Etching and Carborundum Printing Process BETTY WINKLER Biddington's Home & Search
Betty Winkler etching with carborundum Meditation G

Printmaking Notes

Etching and Carborundum Print
"Meditation G" by Betty Winkler

Platemaking Method Using 2 Plates:
1) Brown Plate--aquatint on copper
2) Yellow Plate--carborundum on plexiglas

Betty Winkler Meditation G
Etching & Carborundum Print
1) Brown Plate:
This plate is made first using aquatint, a method that lets the printmaker achieve a tonal range. Where the acid-resist sticks to the plate, the acid does not bite, or etch, it. On this plate, I employed aquatint in consecutive etches using lump rosin as the acid-resist melted directly on the heated plate to draw organic strokes. Using varying width of strokes with each new aquatint, I created varying tones.

On the lighter upper portion of this plate, most of the series of etches incorporated white ground on top of the aquatints. My desire was to to cause a lighter etch in the mid and upper portions of this plate.

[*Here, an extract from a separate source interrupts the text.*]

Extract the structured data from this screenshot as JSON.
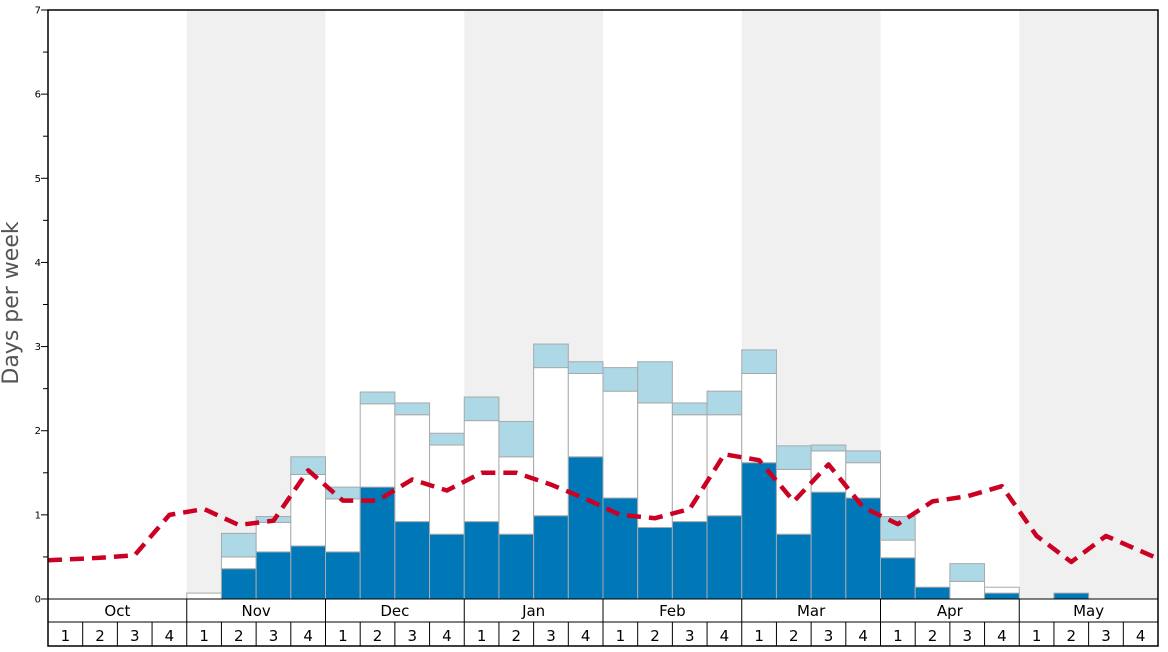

The next step on this plate was to spit-bite overall on the aquatint. Spit-bite is an etch done by painting highly concentrated acid directly onto the prepared copper plate. I used the spit-bite mostly in the middle to upper portions of this plate; also, a little in the lower areas to soften the gradations from light to dark.

2) Yellow Plate:
On this plate I used carborundum. Carborundum is a mineral, often found in powdered form, that is used as an abrasive in printmaking. When mixed into a paste with glue it can be easily painted on a flat plate. When dry & hard, the paste will hold inks and can be printed many times in a standard etching press. Inking, wiping & printing of the plate is done the same as standard etching techniques.

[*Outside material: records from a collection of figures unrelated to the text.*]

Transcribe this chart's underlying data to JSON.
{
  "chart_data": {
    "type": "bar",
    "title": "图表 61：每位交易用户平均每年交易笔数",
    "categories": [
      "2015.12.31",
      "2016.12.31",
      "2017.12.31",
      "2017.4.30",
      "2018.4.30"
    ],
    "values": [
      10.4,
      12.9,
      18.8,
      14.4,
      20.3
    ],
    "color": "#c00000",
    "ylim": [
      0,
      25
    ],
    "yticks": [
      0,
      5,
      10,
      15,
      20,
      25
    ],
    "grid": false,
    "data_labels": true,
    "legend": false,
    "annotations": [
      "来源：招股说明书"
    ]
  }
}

For this plate, I used a very fine carborundum powder mixed into an acrylic medium and painted on plexiglas, looking through to a copper plate placed underneath.

My colors are recipes using Charbonnel inks printed onto Hahnemuhle paper. The printing order for this piece is the yellow plate first--because I want those colors to float on top--and brown plate, with its darker tones, second.